Son las seis de la tarde y decido actuar. Me visto con los implementos de supervivencia, arriesgando una multa por el toque de queda, y salgo en busca de la casa de donde sale la música. Es una casa esquinera. Me acerco. Cuatro hombres de una treinta años beben en una piscina plástica. Las botellas están a la vista. Uno de ellos me ve. Hace una seña a otro que apura un trago, deja la piscina y se acerca a la reja. Le pido de la manera más comedida que baje un poco el volumen, pues la música se escucha a dos cuadras de su casa.
―¡Celebro mi cumpleaños! ―responde
―¡Feliz cumpleaños! ―le digo para disipar en algo la evidente tensión entre los dos y crear una empatía, aunque sea momentánea.
―Además, estoy en mi propiedad ―continúa sin dar ninguna importancia a lo que le digo―, puedo hacer lo que quiera y puedo escuchar música hasta las dos de la madrugada.
Insisto con argumentos de cajón: pandemia, toque de queda, vecinos. Fracaso. El tipo está bebido y se pone agresivo. Me retiro. No tiene sentido discutir. Regresa con sus amigos y sube el volumen a un nivel que hace que sienta ondas de viento en mi espalda. «¡Ese es mi país!», me digo apesadumbrado de vuelta a casa.
Pienso en los que sin necesidad salen a la calle en estos días, en todo lado. Es la misma conducta. Los otros o no existen o valen… Ustedes saben. Es prepotencia a lo bruto. Aquí y más allá: en Quito y en Guayaquil, en Chone y en Cañar, en todo lado. El 20% de narcisistas prepotentes. No es individualismo, es narcisismo mortal. Es el virus que nos corroe como sociedad.
Hablamos hasta el cansancio de democracia en la política. Lo cierto es que estas conductas tan arraigadas son profundamente antidemocráticas pues implican desconocer los límites entre los derechos de los otros y los deseos narcisistas. ¿Puede funcionar una cuarentena con gente a la que finalmente le importa un comido la suerte de «los otros»? Y no me refiero a aquellos que se ven forzados a salir porque deben hacer un dólar para parar la olla. Ellos se juegan la vida. Es relativamente sencillo acusar a los políticos de nuestros males. Y nuestro absoluto desprecio del otro, ¿dónde queda?
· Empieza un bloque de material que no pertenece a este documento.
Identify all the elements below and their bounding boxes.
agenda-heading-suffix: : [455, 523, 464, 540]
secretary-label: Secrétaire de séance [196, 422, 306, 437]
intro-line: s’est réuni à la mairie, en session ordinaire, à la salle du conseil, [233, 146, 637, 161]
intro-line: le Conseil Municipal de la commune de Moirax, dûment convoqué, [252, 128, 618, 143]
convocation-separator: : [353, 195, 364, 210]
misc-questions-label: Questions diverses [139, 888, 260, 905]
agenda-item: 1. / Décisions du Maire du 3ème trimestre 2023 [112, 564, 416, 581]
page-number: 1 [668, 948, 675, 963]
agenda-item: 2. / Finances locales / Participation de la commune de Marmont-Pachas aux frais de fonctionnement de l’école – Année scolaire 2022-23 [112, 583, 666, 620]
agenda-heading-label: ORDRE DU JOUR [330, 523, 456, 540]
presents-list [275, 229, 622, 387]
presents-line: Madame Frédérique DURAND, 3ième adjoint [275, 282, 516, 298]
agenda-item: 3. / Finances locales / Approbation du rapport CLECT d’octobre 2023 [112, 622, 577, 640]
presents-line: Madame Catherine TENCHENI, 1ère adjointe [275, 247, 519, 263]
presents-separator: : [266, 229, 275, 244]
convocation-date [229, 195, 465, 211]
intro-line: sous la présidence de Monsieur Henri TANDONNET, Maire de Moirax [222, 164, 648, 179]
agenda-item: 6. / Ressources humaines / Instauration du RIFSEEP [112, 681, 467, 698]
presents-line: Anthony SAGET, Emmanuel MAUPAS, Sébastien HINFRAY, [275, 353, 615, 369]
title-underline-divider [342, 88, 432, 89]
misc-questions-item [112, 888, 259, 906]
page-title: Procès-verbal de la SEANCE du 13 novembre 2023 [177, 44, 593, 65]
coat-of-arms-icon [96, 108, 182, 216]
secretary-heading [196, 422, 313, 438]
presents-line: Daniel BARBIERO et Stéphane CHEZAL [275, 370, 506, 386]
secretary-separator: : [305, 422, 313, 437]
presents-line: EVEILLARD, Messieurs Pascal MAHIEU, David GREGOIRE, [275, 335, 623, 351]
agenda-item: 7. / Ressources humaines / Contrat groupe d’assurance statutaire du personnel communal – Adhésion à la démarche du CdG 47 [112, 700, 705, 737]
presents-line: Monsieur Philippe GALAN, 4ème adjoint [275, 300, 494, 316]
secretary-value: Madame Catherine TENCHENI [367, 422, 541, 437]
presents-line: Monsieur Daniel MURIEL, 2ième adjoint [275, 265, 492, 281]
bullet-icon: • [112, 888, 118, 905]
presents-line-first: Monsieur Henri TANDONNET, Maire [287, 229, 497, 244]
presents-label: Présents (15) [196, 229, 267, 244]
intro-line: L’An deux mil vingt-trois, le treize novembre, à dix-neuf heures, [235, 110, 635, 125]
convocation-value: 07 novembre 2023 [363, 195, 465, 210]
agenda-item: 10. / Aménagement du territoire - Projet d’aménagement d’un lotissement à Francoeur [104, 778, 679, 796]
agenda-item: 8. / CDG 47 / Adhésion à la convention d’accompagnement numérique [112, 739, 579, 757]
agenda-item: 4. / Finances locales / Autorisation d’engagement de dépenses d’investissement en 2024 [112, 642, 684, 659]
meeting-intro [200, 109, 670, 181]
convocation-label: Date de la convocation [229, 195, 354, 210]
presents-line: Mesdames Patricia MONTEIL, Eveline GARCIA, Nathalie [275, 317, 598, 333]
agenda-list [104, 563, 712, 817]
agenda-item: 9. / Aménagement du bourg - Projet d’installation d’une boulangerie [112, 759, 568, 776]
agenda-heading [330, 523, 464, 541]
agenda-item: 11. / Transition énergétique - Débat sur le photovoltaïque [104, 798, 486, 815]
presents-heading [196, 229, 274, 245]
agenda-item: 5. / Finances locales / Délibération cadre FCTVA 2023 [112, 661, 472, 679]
20:00. El reguetón sigue golpeando con fuerza mis oídos, los vidrios, las paredes, el atardecer, las bandadas de pájaros que buscan cobijo, la cifras de contagiados y muertos, la condena a Correa. Tiro la toalla. Me rindo. Hago un brindis virtual con Diego Cornejo. Me encierro en la habitación y trato de reconciliarme con este día infausto escuchando el yaraví más triste del mundo.
Nota final: El viejo fumador no se ha dejado ver en todo el día. La reja de metal de su casa permanece cerrada. ¿Ha decido hacer la cuarentena? ¿Su familia le ha impuesto una férrea disciplina? ¿Tendrá suficientes cigarrillos para tolerar el encierro?